33 thoughts on “I Took a Picture of your Name

  1. A love poem! YUCK! Mussy Mussy! I can’t look! I want to look so I can snicker. I can’t look! I’ll peek between my fingers. Oh yuck! So much worse than I thought. How could you, Jane? How could you inflict this on me? You must be a girl. I’m heartbroken now. Girls are immature about these things, you know. Immature! Emotional and immature.

    Liked by 1 person

    1. Piss off, Paul. I’ll have you know I haven’t been a girl for ages. I tried it for a few months when I was about 15, and I didn’t like it. I tried wearing lipstick but it ruined the delicate flavour of liver, and boys looked up my skirt and passed out at the sight of my enormous man-bits when I climbed trees.

      Anyway, I bet you were a girl back in the day.

      Liked by 1 person

        1. We know all about it. the only reason we get involved with you lot is so we can laugh at you behind your back while we’re waiting for next week’s gossip magazines to appear on the shelves.
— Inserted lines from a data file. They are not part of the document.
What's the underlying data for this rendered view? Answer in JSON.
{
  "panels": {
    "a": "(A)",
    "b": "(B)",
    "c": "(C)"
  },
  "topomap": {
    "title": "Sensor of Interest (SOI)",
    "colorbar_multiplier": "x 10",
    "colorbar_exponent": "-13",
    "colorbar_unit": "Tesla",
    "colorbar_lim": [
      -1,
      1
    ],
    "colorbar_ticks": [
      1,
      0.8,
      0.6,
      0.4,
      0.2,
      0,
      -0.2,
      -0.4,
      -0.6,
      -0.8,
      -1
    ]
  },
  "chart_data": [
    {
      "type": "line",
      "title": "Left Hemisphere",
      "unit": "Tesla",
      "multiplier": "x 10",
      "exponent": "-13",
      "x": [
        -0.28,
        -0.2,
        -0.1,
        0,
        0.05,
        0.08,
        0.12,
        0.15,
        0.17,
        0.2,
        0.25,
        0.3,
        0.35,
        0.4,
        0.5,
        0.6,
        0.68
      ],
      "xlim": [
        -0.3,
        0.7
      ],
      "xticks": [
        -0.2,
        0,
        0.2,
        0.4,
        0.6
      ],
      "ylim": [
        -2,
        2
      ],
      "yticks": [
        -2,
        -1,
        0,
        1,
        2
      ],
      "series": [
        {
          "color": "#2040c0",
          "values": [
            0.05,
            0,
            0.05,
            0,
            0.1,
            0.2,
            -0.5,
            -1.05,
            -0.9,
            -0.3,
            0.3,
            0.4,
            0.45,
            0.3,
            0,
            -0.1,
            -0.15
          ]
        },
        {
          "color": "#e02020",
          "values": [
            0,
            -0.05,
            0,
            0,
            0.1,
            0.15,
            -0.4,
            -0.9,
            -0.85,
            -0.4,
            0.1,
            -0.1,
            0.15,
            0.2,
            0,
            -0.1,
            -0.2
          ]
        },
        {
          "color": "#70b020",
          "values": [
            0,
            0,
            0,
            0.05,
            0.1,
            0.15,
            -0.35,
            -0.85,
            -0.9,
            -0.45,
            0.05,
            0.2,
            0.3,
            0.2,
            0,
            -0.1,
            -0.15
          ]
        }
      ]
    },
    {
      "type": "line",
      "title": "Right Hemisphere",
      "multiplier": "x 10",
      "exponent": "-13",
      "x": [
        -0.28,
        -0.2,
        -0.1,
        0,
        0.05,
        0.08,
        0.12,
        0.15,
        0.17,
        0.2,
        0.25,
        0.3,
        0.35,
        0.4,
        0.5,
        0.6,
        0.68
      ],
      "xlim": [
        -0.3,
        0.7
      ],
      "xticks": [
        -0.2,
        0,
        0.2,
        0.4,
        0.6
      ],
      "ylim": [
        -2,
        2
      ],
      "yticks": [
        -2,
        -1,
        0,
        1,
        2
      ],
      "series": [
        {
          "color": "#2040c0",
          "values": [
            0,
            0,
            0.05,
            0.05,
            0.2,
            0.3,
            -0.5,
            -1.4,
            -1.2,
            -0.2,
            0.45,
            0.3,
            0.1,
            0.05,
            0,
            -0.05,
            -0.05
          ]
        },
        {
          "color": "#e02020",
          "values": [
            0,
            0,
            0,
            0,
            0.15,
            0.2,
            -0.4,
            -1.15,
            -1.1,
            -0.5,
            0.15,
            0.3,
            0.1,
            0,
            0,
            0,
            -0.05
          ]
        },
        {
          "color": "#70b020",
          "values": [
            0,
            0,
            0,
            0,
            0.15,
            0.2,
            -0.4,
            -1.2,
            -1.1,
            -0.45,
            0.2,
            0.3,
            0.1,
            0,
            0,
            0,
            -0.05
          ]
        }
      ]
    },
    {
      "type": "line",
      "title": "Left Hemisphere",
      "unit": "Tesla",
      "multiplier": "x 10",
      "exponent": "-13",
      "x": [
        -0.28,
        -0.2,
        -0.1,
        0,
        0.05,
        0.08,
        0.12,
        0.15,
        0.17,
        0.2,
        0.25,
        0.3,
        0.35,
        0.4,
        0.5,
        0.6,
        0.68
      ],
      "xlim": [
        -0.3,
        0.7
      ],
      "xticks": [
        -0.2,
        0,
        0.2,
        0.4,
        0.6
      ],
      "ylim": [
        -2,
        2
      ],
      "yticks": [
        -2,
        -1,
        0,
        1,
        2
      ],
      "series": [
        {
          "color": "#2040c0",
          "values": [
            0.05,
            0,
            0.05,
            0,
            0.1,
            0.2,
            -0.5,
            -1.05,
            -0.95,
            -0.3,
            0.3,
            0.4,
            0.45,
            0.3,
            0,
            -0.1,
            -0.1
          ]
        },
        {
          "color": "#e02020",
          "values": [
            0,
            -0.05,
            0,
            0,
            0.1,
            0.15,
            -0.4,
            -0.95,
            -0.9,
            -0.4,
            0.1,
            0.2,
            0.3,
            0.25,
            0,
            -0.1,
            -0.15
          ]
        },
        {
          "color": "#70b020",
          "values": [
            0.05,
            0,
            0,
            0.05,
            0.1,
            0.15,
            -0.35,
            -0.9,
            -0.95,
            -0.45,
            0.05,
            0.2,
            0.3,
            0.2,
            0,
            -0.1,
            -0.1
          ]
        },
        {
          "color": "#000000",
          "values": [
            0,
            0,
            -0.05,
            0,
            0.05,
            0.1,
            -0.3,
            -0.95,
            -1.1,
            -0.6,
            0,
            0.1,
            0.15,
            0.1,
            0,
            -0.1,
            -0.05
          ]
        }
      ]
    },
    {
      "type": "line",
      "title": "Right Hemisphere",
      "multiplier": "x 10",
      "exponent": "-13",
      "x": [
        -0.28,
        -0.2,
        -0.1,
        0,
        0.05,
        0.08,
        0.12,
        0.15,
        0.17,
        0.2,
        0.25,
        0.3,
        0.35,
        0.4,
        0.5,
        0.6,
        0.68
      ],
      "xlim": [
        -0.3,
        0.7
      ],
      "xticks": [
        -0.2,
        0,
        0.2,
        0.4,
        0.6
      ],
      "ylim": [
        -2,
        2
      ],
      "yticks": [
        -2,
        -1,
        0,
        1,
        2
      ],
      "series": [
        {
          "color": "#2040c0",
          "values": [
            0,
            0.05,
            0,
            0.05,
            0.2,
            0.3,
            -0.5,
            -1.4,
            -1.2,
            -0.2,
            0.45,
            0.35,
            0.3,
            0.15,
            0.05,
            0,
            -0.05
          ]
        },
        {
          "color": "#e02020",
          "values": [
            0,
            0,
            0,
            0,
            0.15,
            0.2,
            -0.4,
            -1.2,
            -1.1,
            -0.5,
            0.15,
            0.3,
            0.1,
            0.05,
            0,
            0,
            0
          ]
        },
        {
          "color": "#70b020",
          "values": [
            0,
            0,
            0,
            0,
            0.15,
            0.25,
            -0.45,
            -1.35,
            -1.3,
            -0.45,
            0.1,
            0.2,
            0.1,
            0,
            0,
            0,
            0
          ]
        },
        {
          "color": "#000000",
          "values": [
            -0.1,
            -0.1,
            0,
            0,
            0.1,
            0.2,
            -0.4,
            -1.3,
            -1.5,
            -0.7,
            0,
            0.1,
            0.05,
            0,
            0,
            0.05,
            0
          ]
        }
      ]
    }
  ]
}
If they were published daily we wouldn’t need you.

          Liked by 1 person

            1. I see it all now. I’ve been dancing out of time with the enemy. I know how you make the money to do that, too. I’m showing a great deal of restraint here. I’m simply going to say it’s disgusting. Totally lacking in any kind of ethical or moral compassion. Cold. Heartless. Inhuman. A heinous crime against socie….

              Cut me in on it, will ya?

              Liked by 1 person

    1. I wrote the poem around those two lines – the title and ‘on the gravestone of my heart’ I added the word peaceful because I didn’t want to give the wrong impression; some time ago I wrote a poem about dying (in the mood of Christina Rosetti’s Remember) and several readers thought I was considering suicide.

      Once or twice a year I air my little love story, which preceded my two marriages and was the only significant romance in my life. It took all my strength to turn him way, and II still wait for his return – although he wouldn’t know where to find me – but if he showed up I’d turn him away. Dreams outshine day-to-day reality.

      Liked by 1 person

      1. Curious how many great artists have an unrequited love story or two. Henry Miller was notable for that, he had several.

        I say go for it! Exploit it to the hilt. Artists need to be shameless in turning their lives into something beautiful and meaningful.

        Liked by 1 person

        1. Unrequited? Nah, I dumped him – had to 🙂

          These days I’m careful how often I take the memories out and polish them – there’s a slight risk of them getting worn away by time 🙂

          Like

    1. Pool is played in a lot of pubs, but I expect you’re right – back in the late ’60s it was probably bar billiards. I don’t know the difference. To me it was just a load of men banging at their balls 🙂

      Liked by 1 person

        1. Haha. I misread the word literal. Thought you wrote ‘liberal’. It left me flummoxed for a minute 🙂 I don’t know why it started me singing:

          The people’s flag is deepest red,
          It shrouded oft our martyred dead… et al

          Liked by 1 person

  2. This feels so naturally like the way an impactful memory works and worms it’s way into the mind, and silenced heart. The connection to a name and then the stepwise incremental layering. 💜

    Liked by 1 person

  3. Hi Jane I’m a bit late finding this one, I enjoyed the picture you painted with your words, and a bit of a sad twist at the end, or was it satire….. And Jane I’ve nominated you for a Song/Lyric Challenge, no pressure it’s up to you. A link coming your way…. From reading a few of your comments lately, maybe a bit tied up anyhow… xxxx

    Liked by 1 person

    1. Thank you Ivor. The ending wasn’t meant to be sad. Once I believed I would have a partner for life; one who’d be my best friend and confidante, but I made the wrong choices. I have my family, my friends, and my memories of a love that was pure and unsullied.